Notes & Quotes
“The direction of history is no longer determined by the individual but by the masses. We are shoved, rushed, swept away. We are the victims of history.”
— Franza Kafka
“For the secret of man’s being is not only to live, but to have something to live for. Without a stable conception of the object of life, man would not consent to go on living, and would rather destroy himself than remain on earth, though he had bread in abundance.”
— Ivan, in The Brothers Karamazov, Dostoevsky
“Life has no meaning except in terms of responsibility.”
— Reinhold Niebuhr
“Men who have thus lost themselves become ideal candidates for manipulation by others.” — George Roche
“The great drive in life is not pleasure, but meaning.” — Victor Frankl
“Above all, it’s the acceleration of change, itself, which marks our moment in history.” — Alvin Toffler
This 1975 Harper’s mag, found in my garage, caught my eye. You’ll notice the feature asking if college is worth the price tag. They’d be shocked at what an education costs today, I’m sure. It shows that some stories never go out of style.
Likewise the word Narcissism leaps from the page. Narcissist became a popular insult in recent years again to make sure people with confidence don’t swagger too much.The word, or idea it conveys, brings to mind an Oscar Wilde fairy tale called The Disciple which I shared here at one time.
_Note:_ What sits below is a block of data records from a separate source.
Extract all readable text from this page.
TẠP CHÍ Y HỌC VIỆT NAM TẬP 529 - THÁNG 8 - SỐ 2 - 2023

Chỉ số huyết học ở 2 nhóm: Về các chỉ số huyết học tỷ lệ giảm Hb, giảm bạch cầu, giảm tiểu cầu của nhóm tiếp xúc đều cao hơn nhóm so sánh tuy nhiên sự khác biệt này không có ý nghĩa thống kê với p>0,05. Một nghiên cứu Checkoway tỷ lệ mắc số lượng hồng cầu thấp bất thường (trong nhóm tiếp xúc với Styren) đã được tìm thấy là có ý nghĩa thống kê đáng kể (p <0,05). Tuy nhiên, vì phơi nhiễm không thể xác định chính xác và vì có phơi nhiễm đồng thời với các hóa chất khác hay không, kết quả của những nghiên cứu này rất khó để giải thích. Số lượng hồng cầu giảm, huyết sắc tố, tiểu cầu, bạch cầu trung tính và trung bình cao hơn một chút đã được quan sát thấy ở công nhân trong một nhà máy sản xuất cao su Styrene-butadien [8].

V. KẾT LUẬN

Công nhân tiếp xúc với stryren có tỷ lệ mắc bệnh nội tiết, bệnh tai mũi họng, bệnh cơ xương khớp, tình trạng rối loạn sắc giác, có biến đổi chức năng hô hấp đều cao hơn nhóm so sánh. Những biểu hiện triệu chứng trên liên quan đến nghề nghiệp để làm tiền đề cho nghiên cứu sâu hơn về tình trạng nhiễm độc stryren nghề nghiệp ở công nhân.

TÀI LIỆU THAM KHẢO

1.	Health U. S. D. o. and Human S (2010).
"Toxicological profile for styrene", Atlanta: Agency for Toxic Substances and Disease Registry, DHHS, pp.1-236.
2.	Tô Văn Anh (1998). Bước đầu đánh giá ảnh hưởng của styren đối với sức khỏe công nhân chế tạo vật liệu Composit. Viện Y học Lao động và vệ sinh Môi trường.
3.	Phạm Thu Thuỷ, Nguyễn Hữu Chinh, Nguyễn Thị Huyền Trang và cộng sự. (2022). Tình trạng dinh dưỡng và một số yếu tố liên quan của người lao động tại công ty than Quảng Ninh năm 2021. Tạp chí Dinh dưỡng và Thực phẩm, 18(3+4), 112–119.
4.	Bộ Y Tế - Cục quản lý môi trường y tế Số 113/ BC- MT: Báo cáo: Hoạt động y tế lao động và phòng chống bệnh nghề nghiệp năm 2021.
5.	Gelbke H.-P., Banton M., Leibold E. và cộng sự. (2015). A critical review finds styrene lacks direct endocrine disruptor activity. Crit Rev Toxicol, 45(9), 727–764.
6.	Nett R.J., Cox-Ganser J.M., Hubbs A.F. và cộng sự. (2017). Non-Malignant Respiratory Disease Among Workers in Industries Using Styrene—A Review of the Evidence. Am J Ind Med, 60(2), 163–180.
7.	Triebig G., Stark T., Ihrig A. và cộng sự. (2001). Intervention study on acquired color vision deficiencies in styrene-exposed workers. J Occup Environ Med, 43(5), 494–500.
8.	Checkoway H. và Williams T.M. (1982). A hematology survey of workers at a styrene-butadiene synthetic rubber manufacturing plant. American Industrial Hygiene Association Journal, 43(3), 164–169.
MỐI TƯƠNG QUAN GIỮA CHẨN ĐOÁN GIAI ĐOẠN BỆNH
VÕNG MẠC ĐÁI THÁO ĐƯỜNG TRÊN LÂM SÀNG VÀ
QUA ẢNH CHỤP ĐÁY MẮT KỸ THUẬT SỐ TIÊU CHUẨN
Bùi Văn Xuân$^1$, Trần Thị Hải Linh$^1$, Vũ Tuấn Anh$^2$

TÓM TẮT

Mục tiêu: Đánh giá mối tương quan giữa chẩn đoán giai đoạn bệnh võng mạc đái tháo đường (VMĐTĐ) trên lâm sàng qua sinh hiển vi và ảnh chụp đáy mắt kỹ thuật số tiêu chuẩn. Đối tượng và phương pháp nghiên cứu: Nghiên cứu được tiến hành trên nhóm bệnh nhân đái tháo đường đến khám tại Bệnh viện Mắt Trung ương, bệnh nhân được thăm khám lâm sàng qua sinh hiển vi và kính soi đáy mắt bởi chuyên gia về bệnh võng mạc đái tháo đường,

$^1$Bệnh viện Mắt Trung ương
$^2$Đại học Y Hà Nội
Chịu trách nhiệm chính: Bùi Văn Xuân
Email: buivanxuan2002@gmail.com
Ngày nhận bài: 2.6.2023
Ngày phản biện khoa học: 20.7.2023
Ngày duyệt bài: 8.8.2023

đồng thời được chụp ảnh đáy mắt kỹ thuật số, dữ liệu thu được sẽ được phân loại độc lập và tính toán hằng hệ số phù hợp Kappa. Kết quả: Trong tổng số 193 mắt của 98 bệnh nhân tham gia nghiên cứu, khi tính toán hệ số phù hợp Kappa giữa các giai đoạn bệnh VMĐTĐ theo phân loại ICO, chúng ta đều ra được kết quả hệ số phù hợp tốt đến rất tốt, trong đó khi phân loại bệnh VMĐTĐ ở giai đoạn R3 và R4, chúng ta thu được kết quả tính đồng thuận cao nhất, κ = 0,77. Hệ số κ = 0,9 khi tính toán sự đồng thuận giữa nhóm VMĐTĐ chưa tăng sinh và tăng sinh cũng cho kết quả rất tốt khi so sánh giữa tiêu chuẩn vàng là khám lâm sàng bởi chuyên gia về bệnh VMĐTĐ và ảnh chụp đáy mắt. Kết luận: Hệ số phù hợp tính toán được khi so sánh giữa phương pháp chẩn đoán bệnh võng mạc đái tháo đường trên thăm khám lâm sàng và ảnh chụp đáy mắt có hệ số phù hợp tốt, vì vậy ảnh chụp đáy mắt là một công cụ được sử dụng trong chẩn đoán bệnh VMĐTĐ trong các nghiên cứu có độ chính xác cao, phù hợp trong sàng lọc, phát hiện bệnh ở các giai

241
Varieties of thumb drives, Post It notes, my grandfathers government-issued, embossed-copper Social Security “card,” four Polaroid photos with the words, “This is where I live” scrawled on one (but who they’re from I can’t recall), back up drives, numerous pads of paper, old magazines from the 70s — The Atlantic, Harper’s National Review — greetings cards, birthday cards and thank you notes from friends and loved ones, a few fingernail clippings, a golf tee, more Post It notes, containers with junk and knick knacks from the last time I cleaned extensively.
Got sidetracked. Found myself reading a few stories on Medium. Here is a sentence by Harris Sockel that caught my eye, and someone else’s as well because they highlighted it:
A friend told me a story recently — nothing horrible, just the kind of minor tragedy that doesn’t qualify as a tragedy and probably never should.
It was found in the middle of a three minute read titled “How To Make Potatoes When The Universe Is Out Of Your Control.” Nice title.
And finally, another quote from Swiss psychologist and author Paul Tournier’s The Spirit of Adventure:
“The timidest pen-pushing clerk will disclose under psychoanalysis … a secret nostalgia for the adventure which he has sacrificed to security.”
Meantime, life goes on. May your adventures be many and your memories fond.